Nuba Reports has obtained cell phone footage of uniformed men attacking and burning the village of Gardud al Badry, a small farming community in northeastern South Kordofan.
The video, shot on May 18th, 2012, is damning proof that the campaign of violence from Khartoum wages on against the people of Nuba.
Since July 2011, when fighting escalated between the SPLA-N and Khartoum forces, villages near the front lines, like Gardud al Badry, are often the victim.
Sudan’s Central Reserve Police, known as Abu Tira, a force renowned for cruel tactics, are clearly identified for the first time in video footage. During the attack, a coalition of soldiers from Abu Tira, Popular Defense Force (PDF), and Sudan Armed Forces (SAF) kidnapped four men, among them, a young student named Naim, 18. He was arrested on fabricated charges and forced confessions and taken to Al Abassiya prison where he was beaten and tortured for ten days.
Nuba Reports journalists travelled through war-torn communities of South Kordofan to meet with residents of Gardud al Badry and hear Naim’s story. They walked for four days to the remote village, passing destroyed and abandoned villages on the way. For ten more days, they walked gathering evidence from the former homesteads. The journalists saw eight destroyed villages, a trail of violence left behind as the soldiers of Omar al-Bashir’s army move through communities on the battle lines of this conflict.
Our reporters arrived August 1st, three days after the SAF attacked Gardud al Badry yet again.
Naim told Nuba Reports that he was awoken by the heat of his house burning. The soldiers seized him and bound him with rope. They accused Naim of planting mines for the SPLA-N, despite his student identification card proving his status at Jazeera Secondary School in Al Abassiya. In a barrage of death threats and questions, Naim agreed to the charges to avoid further beatings.
In the video, we hear the soldiers debate whether to shoot him on the spot, “Get information from him, then kill him,” one soldier is heard saying. Another voice says, “He doesn’t know anything. He’s nothing.”
Naim was detained for ten days amidst his family’s mounting anxiety. His father, Mohammed, received word that Naim was in Al Abassiya and set off to find him. “We spent many days looking for him,” he told Nuba Reports, “without food, without drink, and without enough sleep. We were all looking for him.”
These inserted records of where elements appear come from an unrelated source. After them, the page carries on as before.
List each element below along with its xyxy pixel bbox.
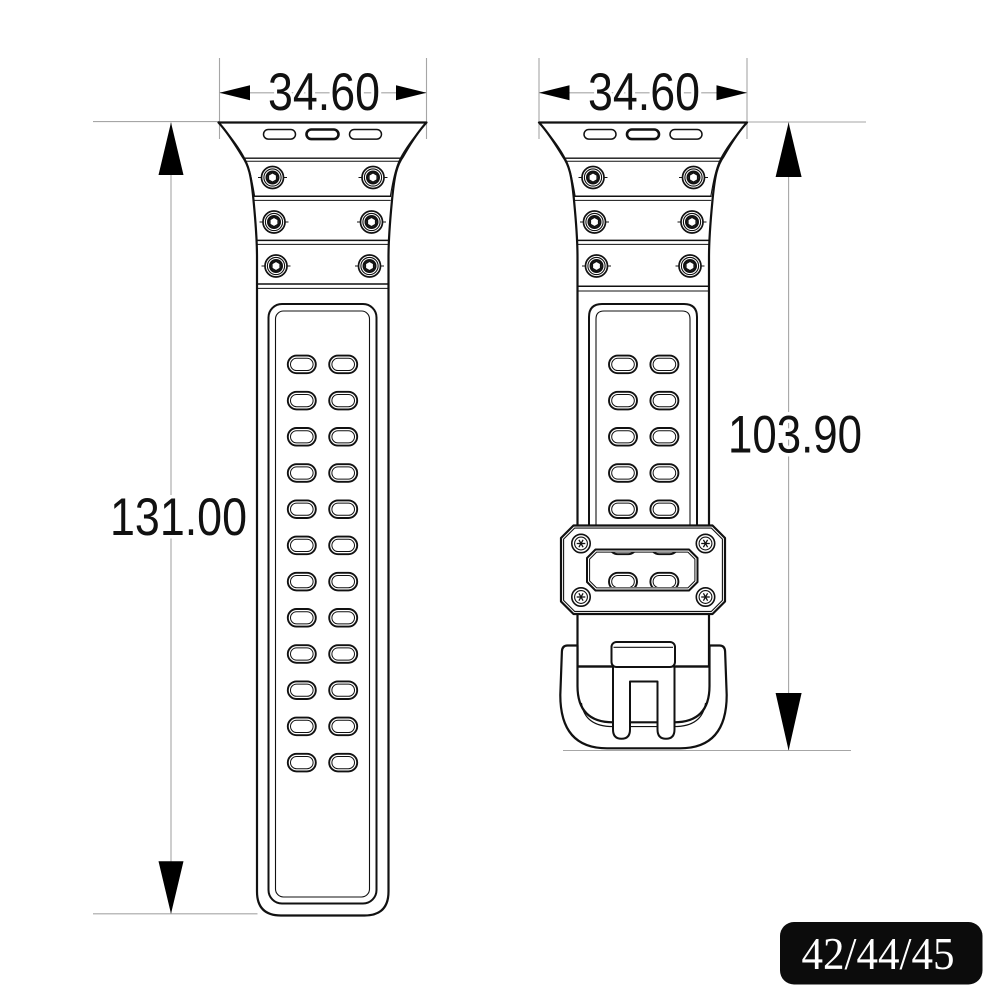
svg-text:42/44/45: 42/44/45 [802,929,955,979]
svg-text:131.00: 131.00 [110,488,247,547]
svg-text:103.90: 103.90 [728,406,862,465]
svg-text:34.60: 34.60 [588,63,700,122]
svg-text:34.60: 34.60 [268,63,380,122]
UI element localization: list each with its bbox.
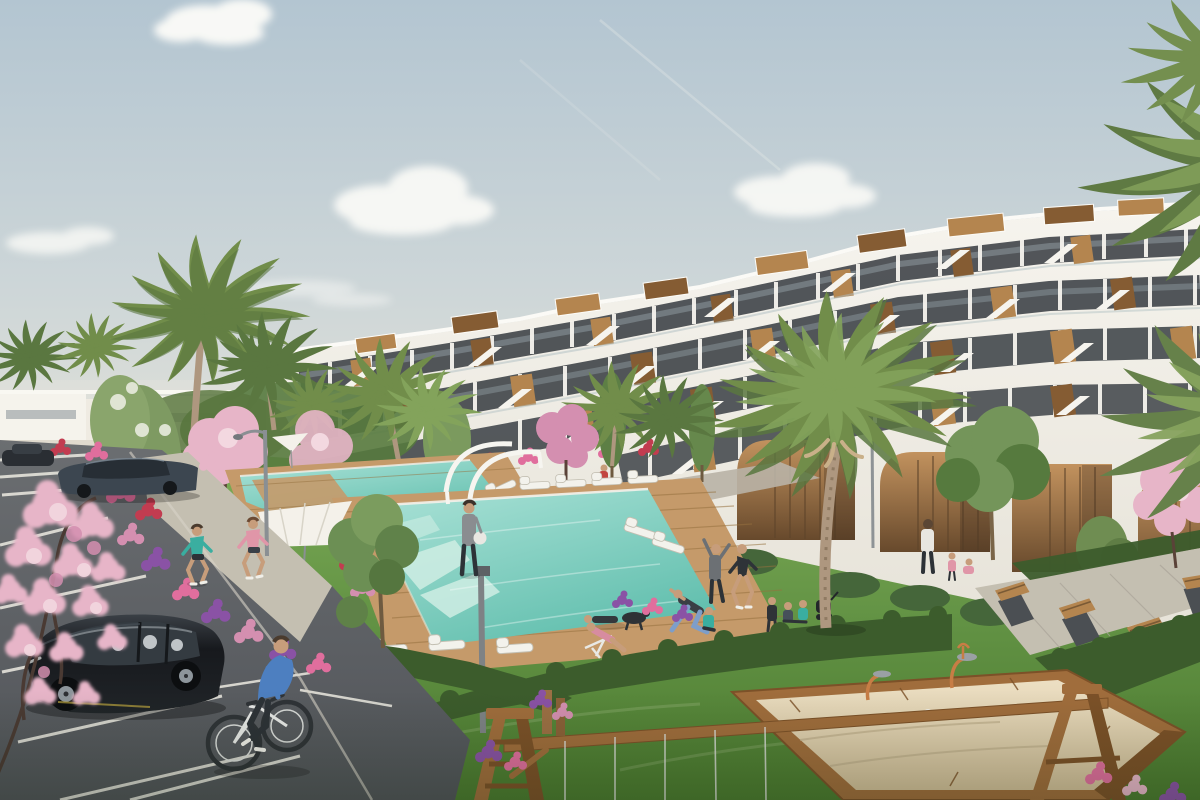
architectural-rendering: Sunny 3D architectural rendering of a wh… [0, 0, 1200, 800]
person-lying [584, 615, 618, 623]
car-sedan [56, 459, 200, 503]
foreground-vignette [0, 690, 1200, 800]
render-canvas: . [0, 0, 1200, 800]
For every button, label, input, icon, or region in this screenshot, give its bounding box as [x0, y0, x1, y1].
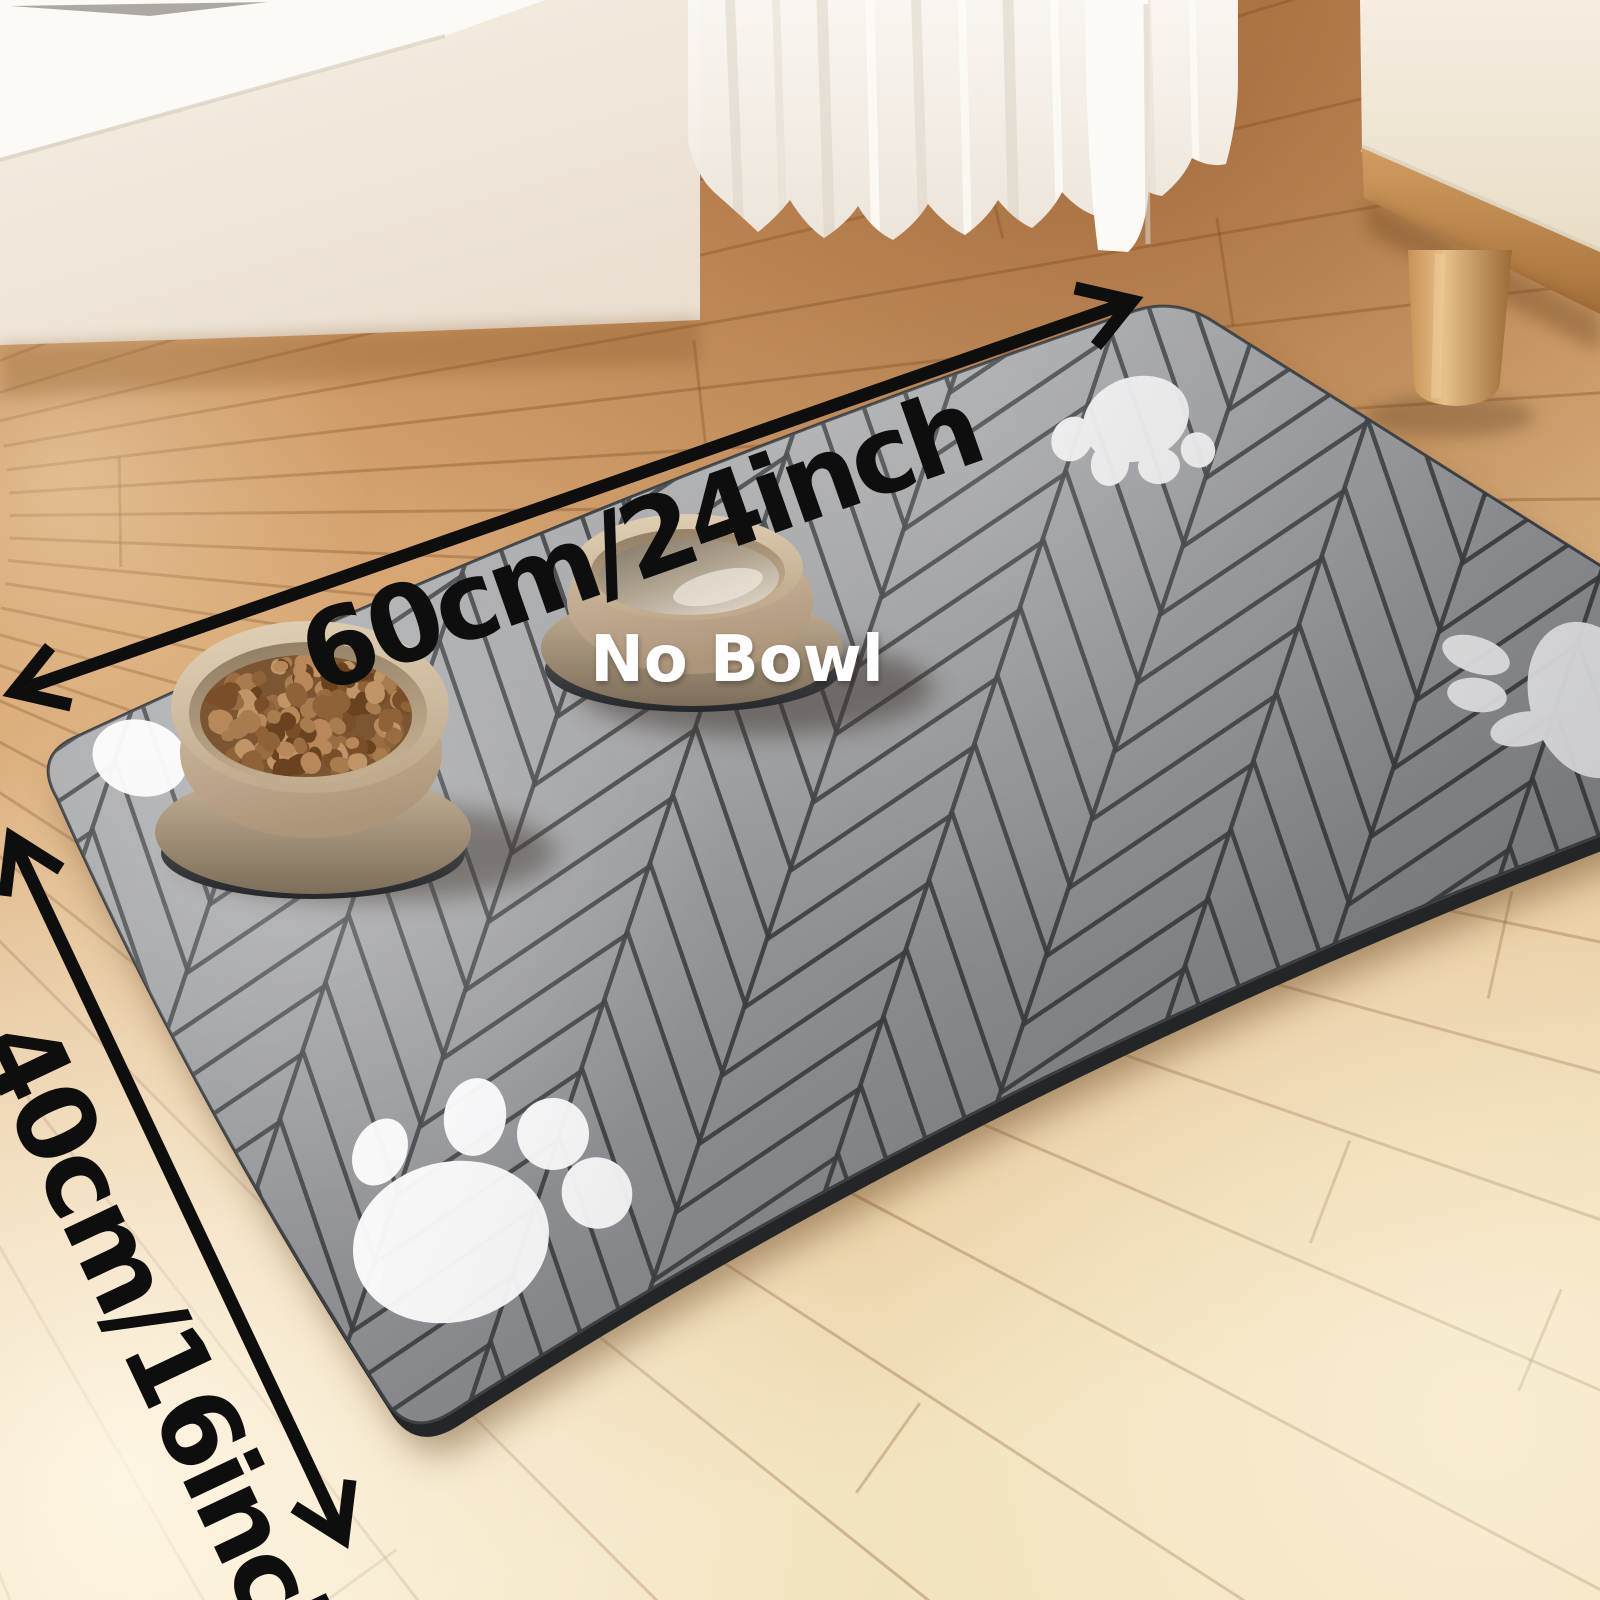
product-photo: 60cm/24inch 40cm/16inch No Bowl	[0, 0, 1600, 1600]
cabinet-leg-highlight	[1436, 254, 1440, 398]
pet-feeding-mat-scene: 60cm/24inch 40cm/16inch No Bowl	[0, 0, 1600, 1600]
door-frame	[1085, 0, 1150, 252]
no-bowl-label: No Bowl	[590, 623, 884, 697]
door-frame-shade	[1146, 4, 1148, 244]
cabinet-leg	[1408, 250, 1512, 406]
wall	[0, 0, 700, 398]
Through days of bureaucratic failures, corruption, false accusations, and high-cost ransoms, he pursued his son’s release. “[T]his is my true son; if he died the whole mountain will cry for him,” he said. “We are innocent and weaponless people, all we are concerned about is getting the meal of the day.”
In Al Abassiya, Mohammed met resistance from security officers. According to Mohammed, one of the officers told him “I swear to God, you can take him [Naim] as a dead body, but alive, no way.” Only when he negotiated with the men who burned his village and kidnapped his child, was Mohammed able to obtain Naim’s release. Fareed, a leader of the PDF in Souq Algabal signed as guarantor, releasing Naim as an innocent student.
The incident in Gardud al Badry is one of many efforts to terrorize civilians in a region accused of opposing al-Bashir’s ruling government. The self-proclaimed “Match Battalion,” a coalition of PDF and SAF soldiers, filmed themselves setting fire to the village of Um Bartumbu in late 2011.
Residents of other villages in the region have witnessed Sudan government soldiers burning their homes. Angolo, Buram, Tess, Abu Hassan, Sara Fi, Jimizia, Delami, Mugalam, Lahamar, Tolodi Nuba are a few villages recently attacked or burned. This video provides proof that the Nuban people are the target of state-sanctioned attacks based on their ethnicity and political identification.
The violent conflict continues between SPLA-N and Sudan government forces and it is the civilians and their lands that suffer. As the village of Gardud al Badry burns in the background of the video, we hear a soldier proclaim, “With this flame, we extinguish the burning sedition in South Kordofan.”